One of my first thoughts upon hearing of the news that 20 children and seven adults had been gunned down in their classroom was thank god that wasn’t my child.
What a gross thought. Relief in a moment like that?
A split second later my stomach turned with the realization that it could have been my son. That could be my kid screaming and crying as he filed out of his school, ushered by police and horrified teachers. It could have been his daycare where a sick heavily armed man charged in shooting blindly. My son isn’t any safer than those kids were. And that makes me sick.
I can’t even for a second imagine what those parents are feeling right now, the grief and horror and anger that 27,000 members of the community is feeling. But I’m a mom and there are parents around the country feeling a deep nauseating fear tonight – again.
We’ve been here before. In a movie theater, or a mall, a college campus or even on Baltimore’s first day of classes — a high school kid shot a disabled teen in school.
This feels almost familiar. How disgusting is that, that this has become something almost common in our society? That we almost utter the words, “Oh, no, not again.”
It’s tempting to turn off the news and stop reading the headlines. The quotes are heartbreaking – children screaming, crying, and so innocent.
“The gym teachers told us to go in the corner, so we all huddled,” one student told reporters. “And I kept hearing these booming noises. And we all … started crying.”
President Obama expressed what so many were feeling:
“The majority of those who died were children — beautiful, little kids between the ages of 5 and 10 years old,” he said.
He paused and teared up as two of his aides broke down.
“They had their entire lives ahead of them — birthdays, graduations, wedding, kids of their own,” Obama said with his voice cracking. “Among the fallen were also teachers, men and women who devoted their lives to helping our children.”
It’s too easy to not talk about it, to shake our heads and hug our babies. Feel sad for those parents who lost their babies and relieved that we still have our babies to hold.

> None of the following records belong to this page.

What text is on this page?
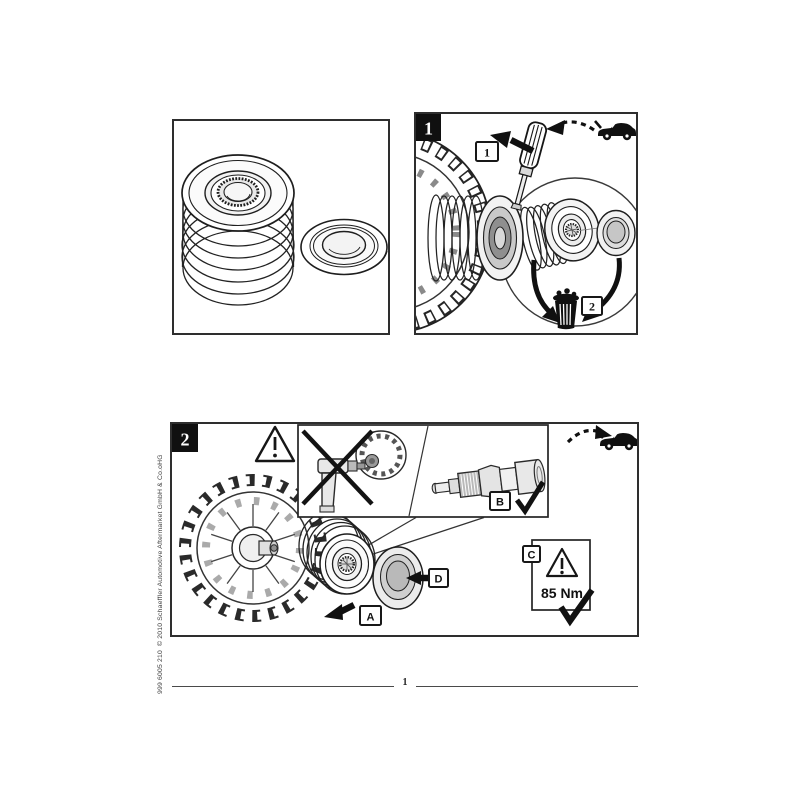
2
1
1
A
D
B
C
85 Nm
2
© 2010 Schaeffler Automotive Aftermarket GmbH & Co.oHG
999 6005 210	1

This tragedy comes just weeks away from celebrating the holidays and it’s so hard to talk about it.
But we have to keep talking about it. I agree with those who have argued that we indeed should politicize this moment. We need to seize on this fear and anger and have a conversation about gun control in this country. This must be about gun control and access to firearms. I get that it’s more complicated than that, but we need to have the conversation and take action now. We need to treat gun violence as a public health issue. It is most certainly a public health issue, and we must put this tragic horrific day into context.
We have do be doing more to prevent these mass shootings from happening. We have to do more than avoid the headlines and images while we hug our children tightly.
We owe it to those families.
Sara Michael is a first-time mom with Type A tendencies. She likes rules, makes lists, and follows plans. That all seemed to work out fine until she had a baby. Now she balances her need for order and answers with the desire to enjoy the unpredictable journey she is on with her 2-year-old son (and a second on the way). Her day job? She is a writer and editorial director at a health care media company where she manages content for an online publication. Her journalism background started in daily newspapers, covering health, science and government. Follow her on Twitter @sara_the_writer.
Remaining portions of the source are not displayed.